Mobile phone technologies could prevent tuberculosis (TB) patients from abandoning treatment — a problem that can affect up to 20% of patients in developing countries.
Patients abandon treatment due to side-effects or because they feel better, rendering them infectious for longer, and making them more likely to relapse and die or develop resistant strains.
The WHO recommends a regime known as DOTS (directly observed treatment, short course) in which a health worker watches the patient take their antibiotics. But this is inaccessible for many patients, expensive and human-resource intensive.
To help combat this, companies are harnessing increasing access to mobile phones — even in the poorest parts of the world — to remind patients to take their medication.
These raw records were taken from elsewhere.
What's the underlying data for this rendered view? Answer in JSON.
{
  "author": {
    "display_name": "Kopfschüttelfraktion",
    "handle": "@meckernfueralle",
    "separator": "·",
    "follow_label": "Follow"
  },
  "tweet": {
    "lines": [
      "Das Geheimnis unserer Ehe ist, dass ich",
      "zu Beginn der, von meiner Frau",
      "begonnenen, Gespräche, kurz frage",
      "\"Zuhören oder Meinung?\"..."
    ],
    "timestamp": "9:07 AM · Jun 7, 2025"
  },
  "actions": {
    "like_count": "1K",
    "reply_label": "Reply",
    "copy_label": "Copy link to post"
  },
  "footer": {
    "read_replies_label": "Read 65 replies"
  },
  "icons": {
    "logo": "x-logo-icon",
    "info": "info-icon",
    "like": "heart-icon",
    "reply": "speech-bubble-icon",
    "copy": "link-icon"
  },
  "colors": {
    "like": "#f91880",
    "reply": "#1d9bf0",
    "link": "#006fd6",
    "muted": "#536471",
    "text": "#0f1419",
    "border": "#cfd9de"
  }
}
The technologies include a pill bottle that sends a message to a central server when opened; patients dialling into a server after taking medication and patients generating a code to send to a server by urinating on a diagnostic, which detects whether they have taken their drug.
Questions have been raised as to whether mobile phone technologies can effectively replace face-to-face contact, but others note that mobile phone technologies enable health workers to monitor a greater number of patients, as well as freeing them to focus on patients who require most attention.